For this to work the transaction handling would have to be redesigned and several keywords will have to be created. I would imagine that we'd store the helo/ehlo, mail from, rcpt to in the global state to add it to the data mode as well, so keywords can use it there too.
JI Updated by Jason Ish 20 days ago
Victor Julien wrote in #note-4:
I'm thinking most or even all steps can be done by maintaining a relatively simple state machine, where we'd track all command-reponse pairs as transactions.
Do you see these transactions rippling into the logging as well? While it might make sense from a firewall state perspective, when it comes to logging, I think it makes more sense for a transaction to contain all the info from HELO to BYE/RSET?
VJ Updated by Victor Julien 20 days ago
Jason Ish wrote in #note-5:
Victor Julien wrote in #note-4:
I'm thinking most or even all steps can be done by maintaining a relatively simple state machine, where we'd track all command-reponse pairs as transactions.
Do you see these transactions rippling into the logging as well? While it might make sense from a firewall state perspective, when it comes to logging, I think it makes more sense for a transaction to contain all the info from HELO to BYE/RSET?
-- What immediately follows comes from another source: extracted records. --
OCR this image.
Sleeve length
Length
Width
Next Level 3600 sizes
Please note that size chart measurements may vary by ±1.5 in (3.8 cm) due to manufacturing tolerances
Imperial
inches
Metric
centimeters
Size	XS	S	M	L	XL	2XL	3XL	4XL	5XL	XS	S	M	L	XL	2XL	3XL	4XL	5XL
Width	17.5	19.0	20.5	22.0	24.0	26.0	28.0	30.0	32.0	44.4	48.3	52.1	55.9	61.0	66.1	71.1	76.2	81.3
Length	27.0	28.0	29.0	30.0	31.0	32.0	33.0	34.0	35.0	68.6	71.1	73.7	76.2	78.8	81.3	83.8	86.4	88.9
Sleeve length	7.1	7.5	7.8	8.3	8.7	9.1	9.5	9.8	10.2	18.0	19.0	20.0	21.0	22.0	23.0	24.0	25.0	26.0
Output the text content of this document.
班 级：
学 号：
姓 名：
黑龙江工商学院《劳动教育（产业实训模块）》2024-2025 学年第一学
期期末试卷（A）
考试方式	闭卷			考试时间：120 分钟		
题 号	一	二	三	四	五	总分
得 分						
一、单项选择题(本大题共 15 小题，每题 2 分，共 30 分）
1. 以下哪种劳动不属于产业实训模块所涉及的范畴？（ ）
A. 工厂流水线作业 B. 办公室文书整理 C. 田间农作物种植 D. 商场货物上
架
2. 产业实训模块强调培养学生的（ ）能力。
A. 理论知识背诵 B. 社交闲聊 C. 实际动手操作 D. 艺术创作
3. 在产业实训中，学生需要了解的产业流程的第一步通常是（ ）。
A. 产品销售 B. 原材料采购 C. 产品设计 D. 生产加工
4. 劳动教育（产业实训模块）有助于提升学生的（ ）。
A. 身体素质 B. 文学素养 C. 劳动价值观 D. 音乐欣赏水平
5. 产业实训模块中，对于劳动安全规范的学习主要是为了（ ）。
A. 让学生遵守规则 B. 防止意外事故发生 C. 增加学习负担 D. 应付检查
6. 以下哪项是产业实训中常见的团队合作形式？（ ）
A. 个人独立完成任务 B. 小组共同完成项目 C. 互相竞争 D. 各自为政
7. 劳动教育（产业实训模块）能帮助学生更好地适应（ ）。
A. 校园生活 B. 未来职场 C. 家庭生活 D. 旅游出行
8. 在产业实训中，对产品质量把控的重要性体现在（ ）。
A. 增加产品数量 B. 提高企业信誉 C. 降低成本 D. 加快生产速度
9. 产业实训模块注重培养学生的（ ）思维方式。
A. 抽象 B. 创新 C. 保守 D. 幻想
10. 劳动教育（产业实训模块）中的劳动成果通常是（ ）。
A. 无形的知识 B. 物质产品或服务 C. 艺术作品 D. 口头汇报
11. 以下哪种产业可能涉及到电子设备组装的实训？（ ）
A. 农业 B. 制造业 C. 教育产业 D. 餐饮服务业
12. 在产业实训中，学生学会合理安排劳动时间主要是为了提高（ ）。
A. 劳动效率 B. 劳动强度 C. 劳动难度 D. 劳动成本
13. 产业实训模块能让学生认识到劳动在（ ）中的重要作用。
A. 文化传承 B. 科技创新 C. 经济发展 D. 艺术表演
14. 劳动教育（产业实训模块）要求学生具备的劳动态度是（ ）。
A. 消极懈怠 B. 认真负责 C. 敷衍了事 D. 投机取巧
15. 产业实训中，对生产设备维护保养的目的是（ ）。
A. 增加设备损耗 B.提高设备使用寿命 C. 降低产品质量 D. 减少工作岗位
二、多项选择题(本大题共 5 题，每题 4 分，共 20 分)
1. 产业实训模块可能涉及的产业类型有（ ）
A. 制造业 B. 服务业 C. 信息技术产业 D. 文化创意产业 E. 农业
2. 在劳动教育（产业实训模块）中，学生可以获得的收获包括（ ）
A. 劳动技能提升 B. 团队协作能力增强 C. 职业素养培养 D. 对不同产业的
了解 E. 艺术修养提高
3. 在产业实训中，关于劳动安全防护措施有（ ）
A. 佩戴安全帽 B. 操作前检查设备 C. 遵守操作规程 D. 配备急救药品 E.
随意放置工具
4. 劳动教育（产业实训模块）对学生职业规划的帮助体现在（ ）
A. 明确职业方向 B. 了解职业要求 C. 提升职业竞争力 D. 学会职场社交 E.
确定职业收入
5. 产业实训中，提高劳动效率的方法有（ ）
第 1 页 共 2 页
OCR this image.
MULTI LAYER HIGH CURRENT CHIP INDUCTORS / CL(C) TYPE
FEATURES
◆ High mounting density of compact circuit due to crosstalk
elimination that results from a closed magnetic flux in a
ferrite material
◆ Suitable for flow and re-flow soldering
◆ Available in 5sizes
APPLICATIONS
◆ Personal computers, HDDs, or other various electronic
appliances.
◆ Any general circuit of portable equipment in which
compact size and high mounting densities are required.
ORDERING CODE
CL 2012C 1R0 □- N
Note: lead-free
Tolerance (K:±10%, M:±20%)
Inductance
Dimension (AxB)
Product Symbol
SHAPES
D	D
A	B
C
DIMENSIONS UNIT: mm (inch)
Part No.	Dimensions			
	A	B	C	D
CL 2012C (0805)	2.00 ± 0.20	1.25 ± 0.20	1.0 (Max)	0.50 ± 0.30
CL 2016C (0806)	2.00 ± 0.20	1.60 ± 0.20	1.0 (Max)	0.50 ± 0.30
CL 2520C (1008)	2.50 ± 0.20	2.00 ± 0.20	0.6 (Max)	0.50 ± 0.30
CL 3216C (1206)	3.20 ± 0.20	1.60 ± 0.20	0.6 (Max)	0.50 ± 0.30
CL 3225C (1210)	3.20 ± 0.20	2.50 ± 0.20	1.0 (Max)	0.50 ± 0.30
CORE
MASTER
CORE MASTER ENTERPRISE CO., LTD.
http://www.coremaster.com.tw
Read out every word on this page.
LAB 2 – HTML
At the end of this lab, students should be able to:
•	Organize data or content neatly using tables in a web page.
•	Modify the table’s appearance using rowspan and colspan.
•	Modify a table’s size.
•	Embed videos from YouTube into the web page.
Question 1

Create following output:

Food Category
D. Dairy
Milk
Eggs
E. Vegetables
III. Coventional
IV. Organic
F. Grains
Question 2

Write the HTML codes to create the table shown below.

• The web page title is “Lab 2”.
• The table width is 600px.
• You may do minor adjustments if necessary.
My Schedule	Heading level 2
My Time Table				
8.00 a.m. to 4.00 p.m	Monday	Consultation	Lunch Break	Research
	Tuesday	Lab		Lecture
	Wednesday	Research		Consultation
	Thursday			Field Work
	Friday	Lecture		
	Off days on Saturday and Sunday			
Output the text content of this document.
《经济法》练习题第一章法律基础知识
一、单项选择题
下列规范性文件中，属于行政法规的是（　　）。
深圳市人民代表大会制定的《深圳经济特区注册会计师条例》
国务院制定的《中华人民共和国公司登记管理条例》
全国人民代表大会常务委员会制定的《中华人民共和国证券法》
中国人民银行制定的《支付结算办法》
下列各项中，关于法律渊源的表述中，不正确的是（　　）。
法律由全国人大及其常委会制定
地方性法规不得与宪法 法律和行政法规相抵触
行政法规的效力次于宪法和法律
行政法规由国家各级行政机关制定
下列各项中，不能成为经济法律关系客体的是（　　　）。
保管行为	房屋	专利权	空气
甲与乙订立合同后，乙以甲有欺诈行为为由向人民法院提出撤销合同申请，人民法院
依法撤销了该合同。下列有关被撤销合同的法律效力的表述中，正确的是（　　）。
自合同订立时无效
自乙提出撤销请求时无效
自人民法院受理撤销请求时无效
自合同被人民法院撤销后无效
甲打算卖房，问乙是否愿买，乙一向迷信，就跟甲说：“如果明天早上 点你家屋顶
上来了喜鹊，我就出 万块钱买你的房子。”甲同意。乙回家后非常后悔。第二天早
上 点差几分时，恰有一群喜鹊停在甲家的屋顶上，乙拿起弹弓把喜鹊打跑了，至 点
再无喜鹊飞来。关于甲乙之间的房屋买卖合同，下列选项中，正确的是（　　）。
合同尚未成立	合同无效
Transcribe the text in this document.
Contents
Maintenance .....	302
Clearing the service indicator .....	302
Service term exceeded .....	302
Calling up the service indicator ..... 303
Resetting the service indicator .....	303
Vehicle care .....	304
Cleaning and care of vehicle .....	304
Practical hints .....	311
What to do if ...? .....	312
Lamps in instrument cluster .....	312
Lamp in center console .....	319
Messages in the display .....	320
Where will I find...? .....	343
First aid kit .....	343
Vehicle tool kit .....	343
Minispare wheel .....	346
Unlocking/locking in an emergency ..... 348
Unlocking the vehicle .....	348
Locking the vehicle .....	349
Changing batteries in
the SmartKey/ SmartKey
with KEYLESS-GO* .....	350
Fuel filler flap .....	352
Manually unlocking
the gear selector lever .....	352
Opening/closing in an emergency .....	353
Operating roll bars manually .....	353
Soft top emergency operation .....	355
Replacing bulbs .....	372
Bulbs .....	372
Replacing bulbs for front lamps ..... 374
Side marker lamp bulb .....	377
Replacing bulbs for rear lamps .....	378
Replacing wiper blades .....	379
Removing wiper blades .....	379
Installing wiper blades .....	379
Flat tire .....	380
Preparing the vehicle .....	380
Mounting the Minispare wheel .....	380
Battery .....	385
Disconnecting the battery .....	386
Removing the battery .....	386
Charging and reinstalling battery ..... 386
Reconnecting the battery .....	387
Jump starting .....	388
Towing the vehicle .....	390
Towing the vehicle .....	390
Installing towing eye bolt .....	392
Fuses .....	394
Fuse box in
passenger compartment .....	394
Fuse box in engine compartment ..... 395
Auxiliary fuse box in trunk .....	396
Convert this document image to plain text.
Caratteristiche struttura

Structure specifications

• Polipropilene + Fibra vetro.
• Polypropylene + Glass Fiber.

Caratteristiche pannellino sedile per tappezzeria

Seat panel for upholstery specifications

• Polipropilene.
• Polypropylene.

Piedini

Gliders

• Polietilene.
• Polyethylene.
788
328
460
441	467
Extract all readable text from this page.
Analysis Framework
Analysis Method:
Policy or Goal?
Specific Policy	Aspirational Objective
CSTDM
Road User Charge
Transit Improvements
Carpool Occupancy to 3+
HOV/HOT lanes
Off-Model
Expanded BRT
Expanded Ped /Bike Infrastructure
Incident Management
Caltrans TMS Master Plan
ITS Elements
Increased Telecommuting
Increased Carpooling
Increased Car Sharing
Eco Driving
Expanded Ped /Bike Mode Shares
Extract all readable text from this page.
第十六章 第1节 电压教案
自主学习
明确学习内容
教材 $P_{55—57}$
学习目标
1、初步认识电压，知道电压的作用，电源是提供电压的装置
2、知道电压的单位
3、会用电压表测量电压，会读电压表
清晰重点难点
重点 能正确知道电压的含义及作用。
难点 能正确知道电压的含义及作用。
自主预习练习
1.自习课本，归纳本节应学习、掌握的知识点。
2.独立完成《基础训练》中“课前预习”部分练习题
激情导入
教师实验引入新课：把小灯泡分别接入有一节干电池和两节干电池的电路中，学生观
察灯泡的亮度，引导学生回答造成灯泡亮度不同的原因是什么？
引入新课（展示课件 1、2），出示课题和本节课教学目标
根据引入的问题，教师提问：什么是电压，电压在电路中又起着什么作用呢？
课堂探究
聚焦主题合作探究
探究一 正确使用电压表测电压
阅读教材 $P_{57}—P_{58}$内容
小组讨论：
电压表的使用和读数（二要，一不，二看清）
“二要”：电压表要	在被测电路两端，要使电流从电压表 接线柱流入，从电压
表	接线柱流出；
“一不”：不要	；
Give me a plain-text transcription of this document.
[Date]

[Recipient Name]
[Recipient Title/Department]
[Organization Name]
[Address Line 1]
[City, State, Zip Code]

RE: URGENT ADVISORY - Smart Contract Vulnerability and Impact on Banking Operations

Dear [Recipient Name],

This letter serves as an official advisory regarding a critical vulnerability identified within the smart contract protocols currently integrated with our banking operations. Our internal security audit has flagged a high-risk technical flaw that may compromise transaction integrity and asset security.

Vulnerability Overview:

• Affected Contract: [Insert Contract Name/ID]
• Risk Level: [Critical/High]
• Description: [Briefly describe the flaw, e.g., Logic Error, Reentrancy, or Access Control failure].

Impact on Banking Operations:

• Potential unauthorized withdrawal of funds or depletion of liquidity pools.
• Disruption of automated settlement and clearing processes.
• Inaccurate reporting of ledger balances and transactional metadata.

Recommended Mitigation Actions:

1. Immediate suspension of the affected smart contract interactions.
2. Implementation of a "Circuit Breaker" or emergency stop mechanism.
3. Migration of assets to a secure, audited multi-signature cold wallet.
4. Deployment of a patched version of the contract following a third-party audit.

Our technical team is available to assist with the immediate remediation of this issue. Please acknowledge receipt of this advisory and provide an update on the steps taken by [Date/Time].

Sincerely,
I guess it kind of creates 2 classes of transactions. One is essentially the existing tx with the current logging, although the existing logic can also create a tx for something like a single QUIT command. The 2nd is a bit lower level, a per command tx, so I would imagine we'd disable it by default for logging.
I suppose the whole setup is a bit like the smb/nfs concept of transactions, where there are special "file tx" for tracking files.